Praxisinhaber müssen sich mit den neuen Anforderungen umfänglich auseinandersetzen, denn es gilt, nicht nur Hard- und Software-Fragen zu lösen, vielmehr betreffen die Veränderungen Abläufe in allen Bereichen der Praxis.


PRAXISTIPPS

  • Sprechen Sie Ihre Kunden auf die gesetzlichen Vorgaben und Fristen an.
  • Welche Unterstützung benötigen Ihre Kunden ggf. bei der neuen Infrastruktur und der Implementierung von dazugehörigen Prozessen?

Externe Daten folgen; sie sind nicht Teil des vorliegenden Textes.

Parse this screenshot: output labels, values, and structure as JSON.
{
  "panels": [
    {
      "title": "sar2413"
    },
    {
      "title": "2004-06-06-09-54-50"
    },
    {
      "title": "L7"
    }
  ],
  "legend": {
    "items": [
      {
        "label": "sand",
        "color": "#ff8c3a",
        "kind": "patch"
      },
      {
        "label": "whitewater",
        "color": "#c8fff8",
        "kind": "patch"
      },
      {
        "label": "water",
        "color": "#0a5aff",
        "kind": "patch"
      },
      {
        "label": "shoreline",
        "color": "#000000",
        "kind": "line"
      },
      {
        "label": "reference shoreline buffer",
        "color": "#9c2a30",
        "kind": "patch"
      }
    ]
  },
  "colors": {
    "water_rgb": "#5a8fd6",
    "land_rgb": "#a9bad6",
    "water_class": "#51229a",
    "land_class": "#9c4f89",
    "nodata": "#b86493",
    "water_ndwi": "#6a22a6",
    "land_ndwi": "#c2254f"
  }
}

  • Unterstützen Sie Ihre Kunden auch beim „Blick über den Tellerrand": Welche positiven Ableitungen lassen sich ggf. für die eigene Praxis generieren? Braucht das Team ggf. Anleitung und Training, „digital zu denken“, um die neuen Herausforderungen nicht mit Verweigerungshaltung oder (innerer) Kündigung zu quittieren? Wie kann Digitalisierung in der eigenen Praxis angewandt zu effizienteren Abläufen und verbesserter Behandlung führen?
  • Welche Empfehlungen, Kooperationspartner oder eigene Leistungen können Ihre Kunden bei der strategischen und betriebswirtschaftlichen Planung und Umsetzung optimal begleiten?